Makna dan Tujuan Perjalanan
Perjalanan ini memiliki makna mendalam sebagai simbol pengorbanan, kesabaran, dan keteguhan dalam menjalankan ajaran Buddha. Selain itu, kegiatan ini bertujuan untuk mempererat solidaritas antarumat Buddha dari berbagai daerah serta mengajak masyarakat luas untuk lebih mengenal dan menghargai nilai-nilai perdamaian dan kebijaksanaan yang diajarkan dalam Waisak.
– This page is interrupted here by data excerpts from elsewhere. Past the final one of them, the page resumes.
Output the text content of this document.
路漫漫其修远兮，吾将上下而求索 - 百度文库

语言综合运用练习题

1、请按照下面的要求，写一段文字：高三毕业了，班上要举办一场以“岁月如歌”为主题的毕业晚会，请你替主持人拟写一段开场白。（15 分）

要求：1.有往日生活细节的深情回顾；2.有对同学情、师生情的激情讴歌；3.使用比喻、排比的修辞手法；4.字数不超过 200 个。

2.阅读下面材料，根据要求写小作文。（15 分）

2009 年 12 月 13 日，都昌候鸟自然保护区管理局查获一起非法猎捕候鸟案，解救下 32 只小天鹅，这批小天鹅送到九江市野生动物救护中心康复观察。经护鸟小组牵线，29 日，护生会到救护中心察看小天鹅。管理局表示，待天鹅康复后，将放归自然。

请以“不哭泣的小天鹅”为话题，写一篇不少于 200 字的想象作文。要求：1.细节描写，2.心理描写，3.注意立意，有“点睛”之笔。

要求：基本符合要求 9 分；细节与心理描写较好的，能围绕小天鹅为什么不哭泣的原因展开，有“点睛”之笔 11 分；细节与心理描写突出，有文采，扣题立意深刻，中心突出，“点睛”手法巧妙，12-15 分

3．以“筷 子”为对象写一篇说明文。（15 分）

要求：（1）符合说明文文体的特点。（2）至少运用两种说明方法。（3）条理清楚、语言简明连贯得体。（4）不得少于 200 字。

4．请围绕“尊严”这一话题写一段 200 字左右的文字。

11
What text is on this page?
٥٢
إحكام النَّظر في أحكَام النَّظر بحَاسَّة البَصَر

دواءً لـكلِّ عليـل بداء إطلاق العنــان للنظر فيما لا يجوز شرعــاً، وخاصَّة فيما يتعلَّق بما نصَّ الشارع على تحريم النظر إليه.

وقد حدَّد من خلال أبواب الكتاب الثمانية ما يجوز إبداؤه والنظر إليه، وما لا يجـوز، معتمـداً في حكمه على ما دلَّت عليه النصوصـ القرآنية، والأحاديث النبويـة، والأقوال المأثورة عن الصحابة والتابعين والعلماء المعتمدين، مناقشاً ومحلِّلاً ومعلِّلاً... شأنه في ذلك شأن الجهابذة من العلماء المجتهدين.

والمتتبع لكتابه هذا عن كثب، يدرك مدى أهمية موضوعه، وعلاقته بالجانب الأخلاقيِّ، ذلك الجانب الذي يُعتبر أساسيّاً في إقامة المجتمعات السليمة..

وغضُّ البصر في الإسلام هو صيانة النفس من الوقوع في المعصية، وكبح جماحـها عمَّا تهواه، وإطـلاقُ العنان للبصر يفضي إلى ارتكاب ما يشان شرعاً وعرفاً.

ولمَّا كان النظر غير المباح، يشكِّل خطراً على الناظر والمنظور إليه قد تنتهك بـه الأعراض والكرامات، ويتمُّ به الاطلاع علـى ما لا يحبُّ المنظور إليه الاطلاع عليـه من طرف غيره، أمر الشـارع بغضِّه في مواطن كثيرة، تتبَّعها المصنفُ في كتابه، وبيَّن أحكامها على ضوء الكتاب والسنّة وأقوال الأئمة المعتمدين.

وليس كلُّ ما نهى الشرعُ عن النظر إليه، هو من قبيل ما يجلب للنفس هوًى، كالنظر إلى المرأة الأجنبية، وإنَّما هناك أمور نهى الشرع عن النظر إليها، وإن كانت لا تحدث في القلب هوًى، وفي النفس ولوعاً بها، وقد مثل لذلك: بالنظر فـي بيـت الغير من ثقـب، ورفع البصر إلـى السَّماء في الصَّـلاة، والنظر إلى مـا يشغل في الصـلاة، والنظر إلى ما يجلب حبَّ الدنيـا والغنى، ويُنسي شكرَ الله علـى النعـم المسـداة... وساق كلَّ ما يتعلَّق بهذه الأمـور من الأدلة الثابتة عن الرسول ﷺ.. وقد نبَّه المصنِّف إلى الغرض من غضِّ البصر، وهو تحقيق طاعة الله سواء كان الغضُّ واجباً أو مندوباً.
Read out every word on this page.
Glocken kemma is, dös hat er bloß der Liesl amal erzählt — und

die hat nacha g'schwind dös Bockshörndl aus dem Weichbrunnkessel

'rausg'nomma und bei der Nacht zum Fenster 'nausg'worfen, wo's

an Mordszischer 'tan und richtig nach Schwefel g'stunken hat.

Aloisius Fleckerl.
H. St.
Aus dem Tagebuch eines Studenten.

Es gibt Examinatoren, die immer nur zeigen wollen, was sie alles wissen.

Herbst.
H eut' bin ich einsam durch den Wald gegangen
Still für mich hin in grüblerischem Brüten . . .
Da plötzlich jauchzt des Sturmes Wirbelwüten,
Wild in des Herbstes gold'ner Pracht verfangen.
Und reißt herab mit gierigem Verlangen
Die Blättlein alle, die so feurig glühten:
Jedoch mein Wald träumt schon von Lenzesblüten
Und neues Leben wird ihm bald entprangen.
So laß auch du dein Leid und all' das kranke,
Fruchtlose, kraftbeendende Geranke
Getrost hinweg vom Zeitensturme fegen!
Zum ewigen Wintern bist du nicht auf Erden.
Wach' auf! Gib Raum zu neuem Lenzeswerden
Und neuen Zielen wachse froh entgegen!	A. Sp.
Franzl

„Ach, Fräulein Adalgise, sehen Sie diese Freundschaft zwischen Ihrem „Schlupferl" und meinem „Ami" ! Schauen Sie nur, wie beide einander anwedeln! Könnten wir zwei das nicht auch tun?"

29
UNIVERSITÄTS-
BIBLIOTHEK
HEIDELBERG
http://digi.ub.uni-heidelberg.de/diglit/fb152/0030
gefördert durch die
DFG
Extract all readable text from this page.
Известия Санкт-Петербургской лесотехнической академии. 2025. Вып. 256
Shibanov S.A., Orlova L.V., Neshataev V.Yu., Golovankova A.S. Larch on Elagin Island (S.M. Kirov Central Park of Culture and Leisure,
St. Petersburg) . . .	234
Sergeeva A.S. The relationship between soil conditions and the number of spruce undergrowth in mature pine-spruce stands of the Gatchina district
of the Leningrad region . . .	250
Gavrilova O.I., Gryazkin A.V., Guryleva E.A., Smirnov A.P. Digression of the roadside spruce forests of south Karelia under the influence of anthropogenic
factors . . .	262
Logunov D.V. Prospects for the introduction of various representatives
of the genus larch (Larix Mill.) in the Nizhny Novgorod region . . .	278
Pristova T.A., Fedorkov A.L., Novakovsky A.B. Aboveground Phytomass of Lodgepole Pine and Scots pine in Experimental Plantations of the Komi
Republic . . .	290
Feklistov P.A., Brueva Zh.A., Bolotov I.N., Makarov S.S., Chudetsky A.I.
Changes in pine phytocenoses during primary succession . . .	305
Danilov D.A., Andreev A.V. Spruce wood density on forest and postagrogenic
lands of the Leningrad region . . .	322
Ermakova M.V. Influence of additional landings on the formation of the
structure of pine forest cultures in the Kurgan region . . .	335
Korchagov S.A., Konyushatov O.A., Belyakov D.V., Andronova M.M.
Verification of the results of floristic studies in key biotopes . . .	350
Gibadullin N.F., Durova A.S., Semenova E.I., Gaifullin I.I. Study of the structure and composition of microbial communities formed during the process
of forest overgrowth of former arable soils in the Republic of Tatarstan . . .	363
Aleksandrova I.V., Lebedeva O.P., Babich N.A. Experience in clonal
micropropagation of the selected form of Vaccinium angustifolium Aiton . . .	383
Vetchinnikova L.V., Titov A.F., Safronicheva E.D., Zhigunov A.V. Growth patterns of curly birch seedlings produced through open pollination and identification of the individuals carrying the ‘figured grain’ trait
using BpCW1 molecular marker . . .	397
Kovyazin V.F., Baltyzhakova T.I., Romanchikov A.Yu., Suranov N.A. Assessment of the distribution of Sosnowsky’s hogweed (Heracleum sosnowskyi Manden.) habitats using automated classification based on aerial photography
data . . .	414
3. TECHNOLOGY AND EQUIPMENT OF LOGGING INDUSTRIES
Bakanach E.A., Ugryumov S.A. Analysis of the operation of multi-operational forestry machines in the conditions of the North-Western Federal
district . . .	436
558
Rangkaian Acara dan Persiapan
Para bikkhu telah melakukan persiapan matang, termasuk latihan fisik dan mental, agar perjalanan sepanjang ratusan kilometer ini dapat dilalui dengan lancar. Sepanjang perjalanan, mereka juga akan melakukan berbagai kegiatan keagamaan dan sosial yang melibatkan masyarakat setempat.
Waisak di Borobudur
Setibanya di Borobudur, puncak perayaan Waisak akan berlangsung dengan serangkaian ritual keagamaan yang khusyuk. Candi Borobudur sebagai situs warisan dunia UNESCO menjadi lokasi yang sangat simbolis untuk memperingati kelahiran, pencerahan, dan wafatnya Sang Buddha.
Tradisi berjalan kaki ini menunjukkan betapa kuatnya nilai-nilai spiritual dan kebersamaan di kalangan umat Buddha Indonesia, sekaligus menjadi ajang promosi wisata religi yang positif.